Parenting is therapeutic. In caring for your child, you often heal yourself. A mother with a high-need baby in our practice once declared, “My baby brings out the best and the worst in me.” If there are problems in your past that affect your present parenting, confront them. Get psychological help if they are interfering with your ability to remain calm and parent effectively.
A child’s self-esteem is acquired, not inherited. Certain parenting traits and certain character traits, such as anger and fearfulness, are learned in each generation.

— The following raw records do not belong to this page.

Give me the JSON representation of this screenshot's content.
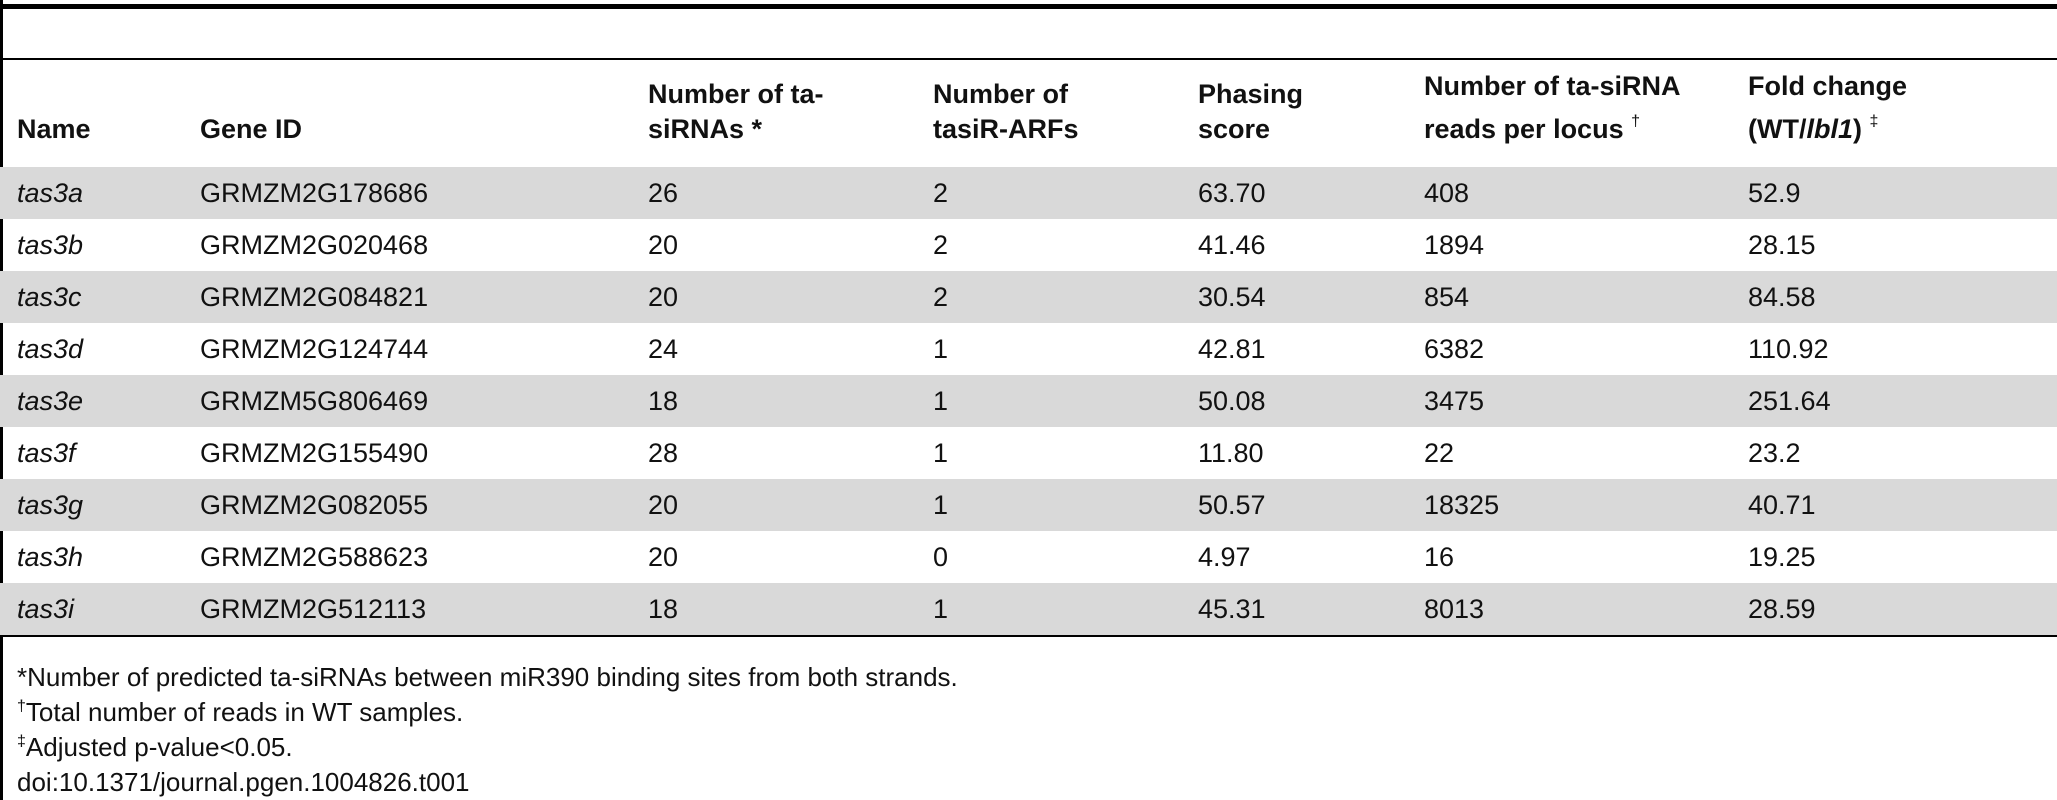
{
  "table": {
    "headers": {
      "name": "Name",
      "gene_id": "Gene ID",
      "num_tasirnas_1": "Number of ta-",
      "num_tasirnas_2": "siRNAs *",
      "num_tasirarfs_1": "Number of",
      "num_tasirarfs_2": "tasiR-ARFs",
      "phasing_1": "Phasing",
      "phasing_2": "score",
      "reads_1": "Number of ta-siRNA",
      "reads_2": "reads per locus",
      "reads_mark": "†",
      "fold_1": "Fold change",
      "fold_2a": "(WT/",
      "fold_2b": "lbl1",
      "fold_2c": ")",
      "fold_mark": "‡"
    },
    "rows": [
      {
        "name": "tas3a",
        "gene_id": "GRMZM2G178686",
        "num_tasirnas": "26",
        "num_tasirarfs": "2",
        "phasing": "63.70",
        "reads": "408",
        "fold": "52.9"
      },
      {
        "name": "tas3b",
        "gene_id": "GRMZM2G020468",
        "num_tasirnas": "20",
        "num_tasirarfs": "2",
        "phasing": "41.46",
        "reads": "1894",
        "fold": "28.15"
      },
      {
        "name": "tas3c",
        "gene_id": "GRMZM2G084821",
        "num_tasirnas": "20",
        "num_tasirarfs": "2",
        "phasing": "30.54",
        "reads": "854",
        "fold": "84.58"
      },
      {
        "name": "tas3d",
        "gene_id": "GRMZM2G124744",
        "num_tasirnas": "24",
        "num_tasirarfs": "1",
        "phasing": "42.81",
        "reads": "6382",
        "fold": "110.92"
      },
      {
        "name": "tas3e",
        "gene_id": "GRMZM5G806469",
        "num_tasirnas": "18",
        "num_tasirarfs": "1",
        "phasing": "50.08",
        "reads": "3475",
        "fold": "251.64"
      },
      {
        "name": "tas3f",
        "gene_id": "GRMZM2G155490",
        "num_tasirnas": "28",
        "num_tasirarfs": "1",
        "phasing": "11.80",
        "reads": "22",
        "fold": "23.2"
      },
      {
        "name": "tas3g",
        "gene_id": "GRMZM2G082055",
        "num_tasirnas": "20",
        "num_tasirarfs": "1",
        "phasing": "50.57",
        "reads": "18325",
        "fold": "40.71"
      },
      {
        "name": "tas3h",
        "gene_id": "GRMZM2G588623",
        "num_tasirnas": "20",
        "num_tasirarfs": "0",
        "phasing": "4.97",
        "reads": "16",
        "fold": "19.25"
      },
      {
        "name": "tas3i",
        "gene_id": "GRMZM2G512113",
        "num_tasirnas": "18",
        "num_tasirarfs": "1",
        "phasing": "45.31",
        "reads": "8013",
        "fold": "28.59"
      }
    ]
  },
  "footnotes": {
    "note1": "*Number of predicted ta-siRNAs between miR390 binding sites from both strands.",
    "note2_mark": "†",
    "note2": "Total number of reads in WT samples.",
    "note3_mark": "‡",
    "note3": "Adjusted p-value<0.05.",
    "doi": "doi:10.1371/journal.pgen.1004826.t001"
  }
}
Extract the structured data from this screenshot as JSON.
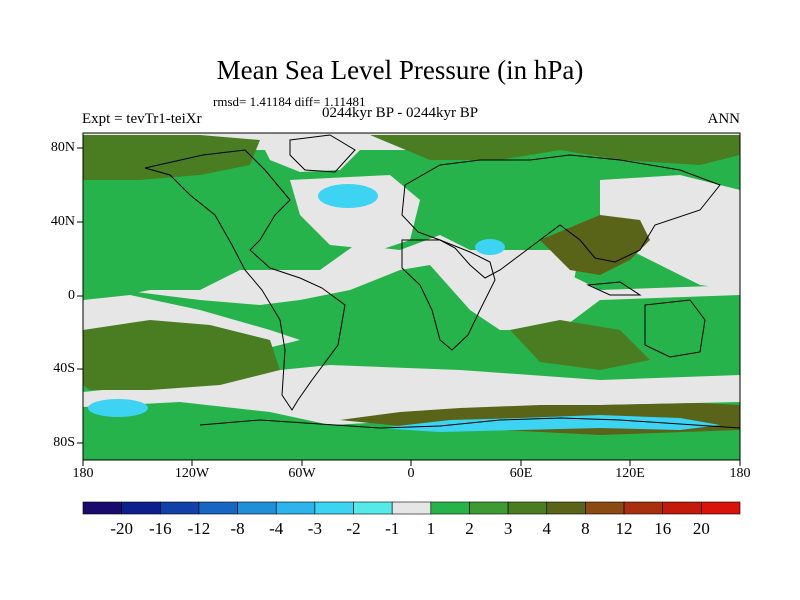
{
  "title": "Mean Sea Level Pressure (in hPa)",
  "stats": "rmsd= 1.41184 diff= 1.11481",
  "subtitle": "0244kyr BP - 0244kyr BP",
  "experiment": "Expt = tevTr1-teiXr",
  "season": "ANN",
  "lat_labels": [
    "80N",
    "40N",
    "0",
    "40S",
    "80S"
  ],
  "lon_labels": [
    "180",
    "120W",
    "60W",
    "0",
    "60E",
    "120E",
    "180"
  ],
  "colorbar": {
    "labels": [
      "-20",
      "-16",
      "-12",
      "-8",
      "-4",
      "-3",
      "-2",
      "-1",
      "1",
      "2",
      "3",
      "4",
      "8",
      "12",
      "16",
      "20"
    ],
    "colors": [
      "#1a0a6e",
      "#0c1f8c",
      "#1140a8",
      "#1767c2",
      "#1f8fd8",
      "#2db4ea",
      "#3dd3f2",
      "#55eae8",
      "#e6e6e6",
      "#27b34c",
      "#3e9a32",
      "#4a7d22",
      "#5a6418",
      "#8a4a12",
      "#a9300e",
      "#c41a0a",
      "#d9120a"
    ]
  },
  "palette": {
    "neutral": "#e6e6e6",
    "green": "#27b34c",
    "dark_green": "#3e9a32",
    "olive": "#4a7d22",
    "brown": "#5a6418",
    "cyan": "#3dd3f2"
  }
}
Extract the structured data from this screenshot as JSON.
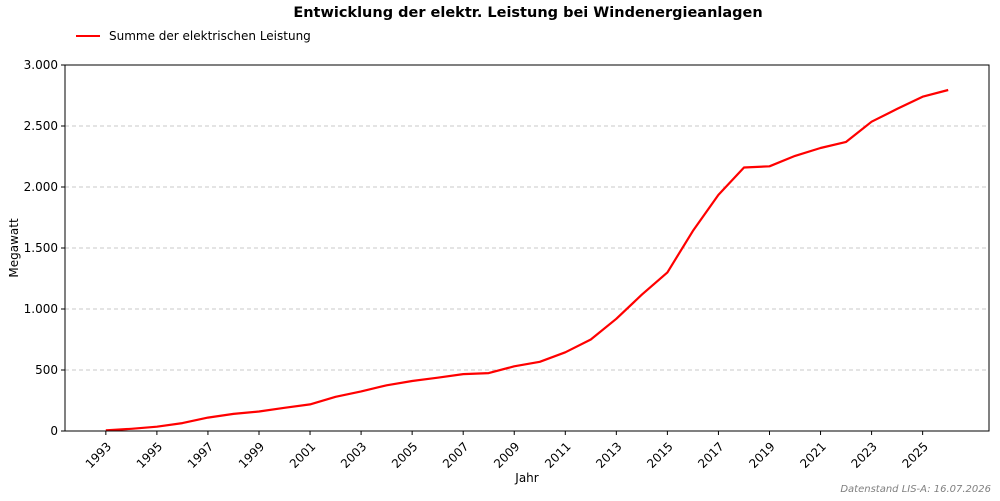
{
  "chart_data": {
    "type": "line",
    "title": "Entwicklung der elektr. Leistung bei Windenergieanlagen",
    "xlabel": "Jahr",
    "ylabel": "Megawatt",
    "ylim": [
      0,
      3000
    ],
    "xlim": [
      1991.4,
      2027.6
    ],
    "xticks": [
      "1993",
      "1995",
      "1997",
      "1999",
      "2001",
      "2003",
      "2005",
      "2007",
      "2009",
      "2011",
      "2013",
      "2015",
      "2017",
      "2019",
      "2021",
      "2023",
      "2025"
    ],
    "yticks": [
      0,
      500,
      1000,
      1500,
      2000,
      2500,
      3000
    ],
    "ytick_labels": [
      "0",
      "500",
      "1.000",
      "1.500",
      "2.000",
      "2.500",
      "3.000"
    ],
    "grid": "y-dashed",
    "legend_placement": "top-left",
    "series": [
      {
        "name": "Summe der elektrischen Leistung",
        "color": "#ff0000",
        "x": [
          1993,
          1994,
          1995,
          1996,
          1997,
          1998,
          1999,
          2000,
          2001,
          2002,
          2003,
          2004,
          2005,
          2006,
          2007,
          2008,
          2009,
          2010,
          2011,
          2012,
          2013,
          2014,
          2015,
          2016,
          2017,
          2018,
          2019,
          2020,
          2021,
          2022,
          2023,
          2024,
          2025,
          2026
        ],
        "y": [
          5,
          18,
          35,
          65,
          110,
          140,
          160,
          190,
          218,
          280,
          325,
          375,
          410,
          437,
          466,
          475,
          530,
          567,
          645,
          750,
          920,
          1118,
          1300,
          1640,
          1935,
          2160,
          2170,
          2255,
          2320,
          2370,
          2535,
          2640,
          2740,
          2795
        ]
      }
    ]
  },
  "footer": {
    "source": "Datenstand LIS-A: 16.07.2026"
  }
}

Having a baby gives you the chance to become the parent you wish you had. If you suffer from low self-confidence, especially if you feel it’s a result of how you were parented, take steps to heal yourself and break the family pattern
I understand it’s difficult to put on a happy face all the time, but a parent’s unhappiness can transfer to a child. Your child looks to you as a mirror for his own feelings. If you are worried, you can’t reflect good feelings. In the early years, a child’s concept of self is so intimately tied up with the mother’s concept of herself that a sort of mutual self-worth building goes on.
What image do you reflect on your child?